Secondo un rapporto di tre enti sanitari europei, l’uso di medicinali antimicrobici nell’allevamento è diminuito del 43,2% negli ultimi 10 anni. L’agenzia del farmaco EMA, l’Autorità europea per la sicurezza alimentare (EFSA) e il Centro europeo per la prevenzione e il controllo delle malattie (ECDC) rilevano che il calo è particolarmente evidente nei paesi che in precedenza facevano un uso intensivo di questi farmaci.
Il calo di oltre quaranta percento in dieci anni rappresenta, secondo gli enti dell’UE, una chiara prova di anni di sensibilizzazione e formazione sull’uso responsabile degli antibiotici negli animali da allevamento. Viene inoltre considerato un riconoscimento crescente dei solidi progressi compiuti dal settore zootecnico europeo.
Gli sforzi per un uso responsabile si estendono non solo alle quantità , ma anche alle classi di antibiotici impiegate. Il rapporto evidenzia inoltre un calo costante delle vendite di antibiotici veterinari considerati di importanza medica: 32,8% per le cefalosporine di 3ª e 4ª generazione; 76,5% per le polimixine; 12,8% per i fluorochinoloni e 85,4% per altri chinoloni.
I tre enti si sono detti soddisfatti delle nuove norme europee sui farmaci veterinari che entreranno in vigore a gennaio. Le nuove regole prescrivono che i volumi di vendita siano riportati per specie animale e per prodotto antimicrobico. Ciò potrà aiutare a capire meglio cosa è ancora necessario per ridurre ulteriormente la necessità di utilizzare antibiotici negli animali, ha affermato Roxane Feller, segretaria generale di AnimalhealthEurope.
La pubblicazione dei dati europei sugli antibiotici nelle proteine animali è avvenuta contestualmente all’uscita di un nuovo rapporto delle Nazioni Unite che denuncia l’aumento continuo della resistenza antimicrobica a livello globale. Il rapporto FAO è stato redatto sotto la guida dell’olandese Coen H.M. Smits, responsabile R&D presso Trouw Nutrition ad Amersfoort, con la collaborazione di Leo den Hartog dell’Università e Centro di ricerca di Wageningen e di alcuni ricercatori cinesi e statunitensi.

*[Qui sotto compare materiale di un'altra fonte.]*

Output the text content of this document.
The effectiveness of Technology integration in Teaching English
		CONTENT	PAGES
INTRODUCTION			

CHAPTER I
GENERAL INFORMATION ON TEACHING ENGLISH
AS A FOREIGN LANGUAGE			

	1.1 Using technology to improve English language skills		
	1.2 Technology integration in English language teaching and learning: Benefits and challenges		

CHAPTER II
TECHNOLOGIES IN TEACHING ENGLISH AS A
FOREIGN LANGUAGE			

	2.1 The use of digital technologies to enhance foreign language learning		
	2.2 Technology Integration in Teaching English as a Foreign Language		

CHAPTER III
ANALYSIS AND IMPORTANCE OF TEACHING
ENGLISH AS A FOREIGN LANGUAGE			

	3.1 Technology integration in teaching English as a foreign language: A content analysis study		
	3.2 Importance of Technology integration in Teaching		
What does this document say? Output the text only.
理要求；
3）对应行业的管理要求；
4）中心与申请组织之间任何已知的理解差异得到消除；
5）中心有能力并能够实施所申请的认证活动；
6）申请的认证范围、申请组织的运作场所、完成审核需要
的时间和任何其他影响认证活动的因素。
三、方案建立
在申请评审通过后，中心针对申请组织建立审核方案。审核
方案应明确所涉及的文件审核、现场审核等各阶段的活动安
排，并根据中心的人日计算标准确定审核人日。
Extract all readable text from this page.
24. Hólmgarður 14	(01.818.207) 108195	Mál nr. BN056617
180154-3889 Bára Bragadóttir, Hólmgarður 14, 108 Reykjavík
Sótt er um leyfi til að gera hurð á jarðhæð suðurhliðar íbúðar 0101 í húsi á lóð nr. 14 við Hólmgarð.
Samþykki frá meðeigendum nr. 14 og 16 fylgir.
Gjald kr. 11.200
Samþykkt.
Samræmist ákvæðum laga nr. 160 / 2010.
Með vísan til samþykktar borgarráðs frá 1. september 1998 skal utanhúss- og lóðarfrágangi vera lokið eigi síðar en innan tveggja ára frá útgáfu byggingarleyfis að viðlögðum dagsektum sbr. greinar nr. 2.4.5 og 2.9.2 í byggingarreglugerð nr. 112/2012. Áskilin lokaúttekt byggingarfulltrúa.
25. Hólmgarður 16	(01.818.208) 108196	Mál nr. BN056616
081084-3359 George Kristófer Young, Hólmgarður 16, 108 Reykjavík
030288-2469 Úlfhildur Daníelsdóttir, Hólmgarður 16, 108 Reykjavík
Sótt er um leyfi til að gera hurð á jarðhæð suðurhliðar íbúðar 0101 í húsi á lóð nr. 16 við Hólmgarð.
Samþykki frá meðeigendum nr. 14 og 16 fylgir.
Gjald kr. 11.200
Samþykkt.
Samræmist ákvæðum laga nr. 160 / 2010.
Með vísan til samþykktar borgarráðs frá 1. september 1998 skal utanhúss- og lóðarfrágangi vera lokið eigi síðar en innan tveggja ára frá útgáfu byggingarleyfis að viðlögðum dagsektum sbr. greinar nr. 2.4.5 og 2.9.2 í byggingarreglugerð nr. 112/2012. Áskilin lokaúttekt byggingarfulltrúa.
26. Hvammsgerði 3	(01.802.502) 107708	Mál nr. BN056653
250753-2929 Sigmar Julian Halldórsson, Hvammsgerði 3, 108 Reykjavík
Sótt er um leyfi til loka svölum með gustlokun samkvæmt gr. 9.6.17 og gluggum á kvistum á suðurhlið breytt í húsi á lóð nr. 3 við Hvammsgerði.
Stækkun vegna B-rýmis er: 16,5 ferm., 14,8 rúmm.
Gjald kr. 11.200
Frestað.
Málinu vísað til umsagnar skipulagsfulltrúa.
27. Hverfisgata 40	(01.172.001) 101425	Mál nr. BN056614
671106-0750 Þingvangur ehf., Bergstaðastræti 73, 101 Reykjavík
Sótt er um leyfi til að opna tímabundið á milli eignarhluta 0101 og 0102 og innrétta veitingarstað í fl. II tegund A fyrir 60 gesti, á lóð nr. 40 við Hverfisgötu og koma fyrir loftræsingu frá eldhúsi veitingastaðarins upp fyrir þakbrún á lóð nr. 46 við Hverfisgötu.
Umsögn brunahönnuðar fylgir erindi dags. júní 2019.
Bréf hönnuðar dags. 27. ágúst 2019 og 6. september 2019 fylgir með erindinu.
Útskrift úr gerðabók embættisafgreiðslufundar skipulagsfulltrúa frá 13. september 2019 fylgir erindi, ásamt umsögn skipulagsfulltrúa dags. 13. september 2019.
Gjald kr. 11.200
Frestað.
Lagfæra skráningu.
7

Nel rapporto ONU si fa anche riferimento all’accordo olandese tra tutte le parti interessate per collaborare alla riduzione degli antibiotici. "Nei primi cinque anni, l’Olanda ha realizzato una riduzione del 60% dell’uso di antibiotici su suini e pollame. Dal 2015 abbiamo aggiunto un ulteriore 10%, dunque ora siamo al 70% in meno rispetto all’anno di riferimento 2009.
Altri paesi hanno seguito un approccio simile qualche anno dopo e ora ottengono anch’essi grandi successi. La Cina, gli USA e numerosi paesi UE hanno conseguito negli ultimi anni una riduzione significativa dell’uso di antibiotici, variabile dal 30% al 60%", ha affermato Smits in un’intervista a Global Ag Media.